For centuries the name Richard III of England has been synonymous with evil and villainy. He has been known as the most infamous of all of England’s monarchs due to the rumors he killed his nephews in order to gain the throne. It has yet to be proved that he did in fact kill his young nephews Edward V and Richard, Duke of York.
Shakespeare’s Richard III
In William Shakespeare’s play, Richard III, a tyrannical and disfigured monarch is responsible for horrors and mayhem against his family members. He is seen to be truly evil in his conquest for the English throne. At his side was Henry Stafford, the Duke of Buckingham, helping his cousin to commit the atrocities against the members of the Plantagenet family. All those who stand in Richard’s way are executed, poisoned, and murdered; including his brother George, Duke of Clarence and his wife Anne Neville.

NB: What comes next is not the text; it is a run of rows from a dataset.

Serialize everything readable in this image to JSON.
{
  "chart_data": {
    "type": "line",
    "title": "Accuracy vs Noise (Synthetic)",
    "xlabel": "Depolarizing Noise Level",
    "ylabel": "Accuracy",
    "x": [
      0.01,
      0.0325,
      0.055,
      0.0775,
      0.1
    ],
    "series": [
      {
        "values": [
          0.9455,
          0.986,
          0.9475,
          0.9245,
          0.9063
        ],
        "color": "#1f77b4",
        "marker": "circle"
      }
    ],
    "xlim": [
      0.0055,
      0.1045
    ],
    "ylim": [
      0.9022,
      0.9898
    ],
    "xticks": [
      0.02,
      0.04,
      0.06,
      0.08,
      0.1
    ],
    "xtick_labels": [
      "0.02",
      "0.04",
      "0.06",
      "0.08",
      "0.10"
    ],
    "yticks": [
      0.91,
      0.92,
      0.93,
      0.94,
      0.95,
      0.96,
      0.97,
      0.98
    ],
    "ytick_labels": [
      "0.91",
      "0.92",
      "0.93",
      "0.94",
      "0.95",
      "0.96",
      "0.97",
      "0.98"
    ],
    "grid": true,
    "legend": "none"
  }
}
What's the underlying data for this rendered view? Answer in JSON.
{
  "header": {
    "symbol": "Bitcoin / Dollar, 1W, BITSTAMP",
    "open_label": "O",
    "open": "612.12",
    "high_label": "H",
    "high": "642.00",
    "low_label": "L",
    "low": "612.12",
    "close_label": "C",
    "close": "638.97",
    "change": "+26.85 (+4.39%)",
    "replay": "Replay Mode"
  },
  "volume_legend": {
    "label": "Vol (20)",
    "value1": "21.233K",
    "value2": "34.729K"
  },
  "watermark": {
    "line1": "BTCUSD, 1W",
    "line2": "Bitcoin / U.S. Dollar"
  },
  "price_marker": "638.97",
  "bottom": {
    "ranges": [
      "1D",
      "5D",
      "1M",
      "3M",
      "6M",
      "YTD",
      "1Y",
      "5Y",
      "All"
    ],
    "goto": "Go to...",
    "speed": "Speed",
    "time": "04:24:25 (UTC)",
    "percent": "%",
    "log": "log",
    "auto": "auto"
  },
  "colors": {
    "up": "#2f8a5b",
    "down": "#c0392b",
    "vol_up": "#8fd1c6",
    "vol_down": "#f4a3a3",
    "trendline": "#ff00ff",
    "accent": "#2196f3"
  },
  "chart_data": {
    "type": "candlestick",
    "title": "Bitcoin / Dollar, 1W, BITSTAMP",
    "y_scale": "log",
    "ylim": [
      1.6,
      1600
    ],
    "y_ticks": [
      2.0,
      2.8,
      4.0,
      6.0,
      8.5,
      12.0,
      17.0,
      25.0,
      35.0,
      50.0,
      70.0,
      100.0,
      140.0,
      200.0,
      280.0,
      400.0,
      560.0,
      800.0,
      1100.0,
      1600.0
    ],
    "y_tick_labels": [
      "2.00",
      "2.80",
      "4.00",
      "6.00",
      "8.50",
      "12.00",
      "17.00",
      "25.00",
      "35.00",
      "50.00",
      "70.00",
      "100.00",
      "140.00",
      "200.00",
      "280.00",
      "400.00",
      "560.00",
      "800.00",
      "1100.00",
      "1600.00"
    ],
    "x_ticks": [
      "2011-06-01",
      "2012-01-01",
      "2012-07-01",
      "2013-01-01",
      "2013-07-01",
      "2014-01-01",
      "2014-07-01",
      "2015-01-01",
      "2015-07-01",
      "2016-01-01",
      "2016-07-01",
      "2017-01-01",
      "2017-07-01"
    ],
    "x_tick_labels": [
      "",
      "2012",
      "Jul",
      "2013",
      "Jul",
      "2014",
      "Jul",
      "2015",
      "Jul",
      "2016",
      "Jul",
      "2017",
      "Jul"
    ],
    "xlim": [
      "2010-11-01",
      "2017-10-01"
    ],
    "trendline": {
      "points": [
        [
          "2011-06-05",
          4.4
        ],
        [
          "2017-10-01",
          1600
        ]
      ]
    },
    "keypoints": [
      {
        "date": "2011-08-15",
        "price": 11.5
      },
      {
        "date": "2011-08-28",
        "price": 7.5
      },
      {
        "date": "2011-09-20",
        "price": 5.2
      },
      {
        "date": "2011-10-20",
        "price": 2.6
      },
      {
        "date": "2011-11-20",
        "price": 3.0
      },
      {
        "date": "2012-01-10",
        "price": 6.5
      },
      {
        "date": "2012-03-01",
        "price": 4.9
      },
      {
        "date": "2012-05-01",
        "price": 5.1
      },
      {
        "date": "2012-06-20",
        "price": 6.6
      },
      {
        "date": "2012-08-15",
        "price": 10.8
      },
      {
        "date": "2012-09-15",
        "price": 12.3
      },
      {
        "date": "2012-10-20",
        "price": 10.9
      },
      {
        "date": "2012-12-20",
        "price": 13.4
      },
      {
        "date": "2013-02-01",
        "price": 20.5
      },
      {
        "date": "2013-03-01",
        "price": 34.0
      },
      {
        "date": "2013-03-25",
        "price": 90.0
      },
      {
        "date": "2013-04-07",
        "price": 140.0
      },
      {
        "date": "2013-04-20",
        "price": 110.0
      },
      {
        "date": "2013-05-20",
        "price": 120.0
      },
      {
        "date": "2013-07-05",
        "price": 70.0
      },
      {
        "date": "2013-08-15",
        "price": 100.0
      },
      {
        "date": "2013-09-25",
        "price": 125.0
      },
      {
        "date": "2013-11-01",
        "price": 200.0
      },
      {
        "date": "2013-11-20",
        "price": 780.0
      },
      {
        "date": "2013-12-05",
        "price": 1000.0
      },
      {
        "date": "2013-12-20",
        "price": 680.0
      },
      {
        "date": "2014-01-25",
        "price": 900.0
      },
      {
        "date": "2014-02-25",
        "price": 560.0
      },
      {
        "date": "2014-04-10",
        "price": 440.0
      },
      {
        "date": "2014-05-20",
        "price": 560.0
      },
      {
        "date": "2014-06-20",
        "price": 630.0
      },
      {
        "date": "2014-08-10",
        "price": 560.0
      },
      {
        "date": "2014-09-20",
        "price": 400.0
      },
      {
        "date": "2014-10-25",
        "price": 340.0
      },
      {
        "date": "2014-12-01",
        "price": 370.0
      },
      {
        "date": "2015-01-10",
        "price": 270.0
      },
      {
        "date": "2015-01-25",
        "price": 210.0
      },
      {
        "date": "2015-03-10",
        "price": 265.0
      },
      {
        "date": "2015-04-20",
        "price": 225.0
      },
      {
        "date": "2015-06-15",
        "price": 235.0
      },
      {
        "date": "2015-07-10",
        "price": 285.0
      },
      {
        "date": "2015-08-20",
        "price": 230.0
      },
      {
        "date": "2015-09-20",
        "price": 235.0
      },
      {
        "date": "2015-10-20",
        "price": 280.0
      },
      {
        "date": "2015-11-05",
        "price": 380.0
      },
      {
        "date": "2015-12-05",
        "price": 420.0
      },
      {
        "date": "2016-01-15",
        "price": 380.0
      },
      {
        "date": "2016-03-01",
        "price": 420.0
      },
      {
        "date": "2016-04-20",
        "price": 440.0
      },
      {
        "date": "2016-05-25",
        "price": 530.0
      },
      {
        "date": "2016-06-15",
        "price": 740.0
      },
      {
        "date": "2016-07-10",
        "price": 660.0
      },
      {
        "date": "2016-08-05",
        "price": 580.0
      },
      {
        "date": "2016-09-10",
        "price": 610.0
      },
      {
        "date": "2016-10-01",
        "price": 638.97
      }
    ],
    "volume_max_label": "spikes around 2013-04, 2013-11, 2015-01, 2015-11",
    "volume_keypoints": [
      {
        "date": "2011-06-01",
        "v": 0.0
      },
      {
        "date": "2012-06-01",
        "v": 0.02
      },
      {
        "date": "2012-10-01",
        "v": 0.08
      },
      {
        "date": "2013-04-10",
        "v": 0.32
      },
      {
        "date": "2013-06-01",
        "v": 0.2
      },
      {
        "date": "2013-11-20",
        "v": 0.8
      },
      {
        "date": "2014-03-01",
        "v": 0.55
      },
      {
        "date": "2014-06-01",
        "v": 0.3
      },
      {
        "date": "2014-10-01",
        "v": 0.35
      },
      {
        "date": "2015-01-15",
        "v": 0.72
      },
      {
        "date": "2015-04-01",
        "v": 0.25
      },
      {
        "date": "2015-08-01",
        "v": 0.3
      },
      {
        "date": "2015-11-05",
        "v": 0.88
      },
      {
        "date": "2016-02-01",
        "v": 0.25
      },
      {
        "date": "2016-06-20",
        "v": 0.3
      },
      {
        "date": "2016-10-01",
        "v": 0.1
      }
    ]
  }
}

Edward IV and his wife, Elizabeth Woodville bore two sons, Edward V and Richard, the Duke of York. They were the only sons and Edward V was expected to gain the throne upon his majority. Until then his uncle, Richard III, was acting as Lord Protector. After the death of her husband, Edward IV, Elizabeth Woodville went to Westminster Abby with all her children but Edward V, who was in his uncle’s care. Richard III and the Duke of Buckingham escorted Edward V to London with a large force at their backs. Their reasoning as to why they entered the city armed was so that Edward V could reach his throne unharmed by his mother’s family, the Woodvilles, who were unpopular with the people. Claiming that he missed his brother, Richard III had his nephew; Richard sent to be with his brother Edward V. Richard III housed both boys in the royal residence in the Tower of London. After which both boys were never seen again. In 1674 skeletal remains of two children were discovered and believed to be the remains of the two princes.
The main suspect to gain much from the murder of the young princes is Richard III. Yet, the boys were both considered to be illegitimate due to parliament passing an act that nullified Edward IV’s marriage to Elizabeth Woodville. Due to this, Richard III would have been the true king, but he could have a civil war on his hands when Edward V reached his majority. Another suspect is Richard III’s right hand man, the Duke of Buckingham. Buckingham, being an ascendant of Edward III as well could have done it out of love for his cousin or for himself. Buckingham also had a claim to the throne, though not as strong as Richard’s. Buckingham was executed a month after the disappearance of the princes. A third suspect is Henry Tudor also known as Henry VII. After Henry VII ascended to the English throne he executed remaining claimants to the throne and married Elizabeth of York, the oldest sister to the princes to further secure his claim to England’s throne.
Richard III Society
Historians are so confident of Richard’s innocence that there is a whole society devoted to his cause these many centuries later. Are these Ricardian historians justified in their beliefs of Richard III’s purposed innocence or are they misled by centuries of gossip instead of a historian’s bread and butter of supported facts. Their diehard support of a ruler who has been dead over 500 years is extraordinary and almost fanatical in the way they support Richard III. Their members exist worldwide and are listed to be over 4,000 strong. With so many believing in Richard III’s innocence who is to say that he truly is the villain that Shakespeare and historical documents portrayed him to be. In the years to come and the technology that we are acquiring, hopefully an answer is found and Richard III can be declared innocent in the deaths of his nephews or shock a society of believers and show that he was guilty. Either way it will put an end to the mystery that is Richard III.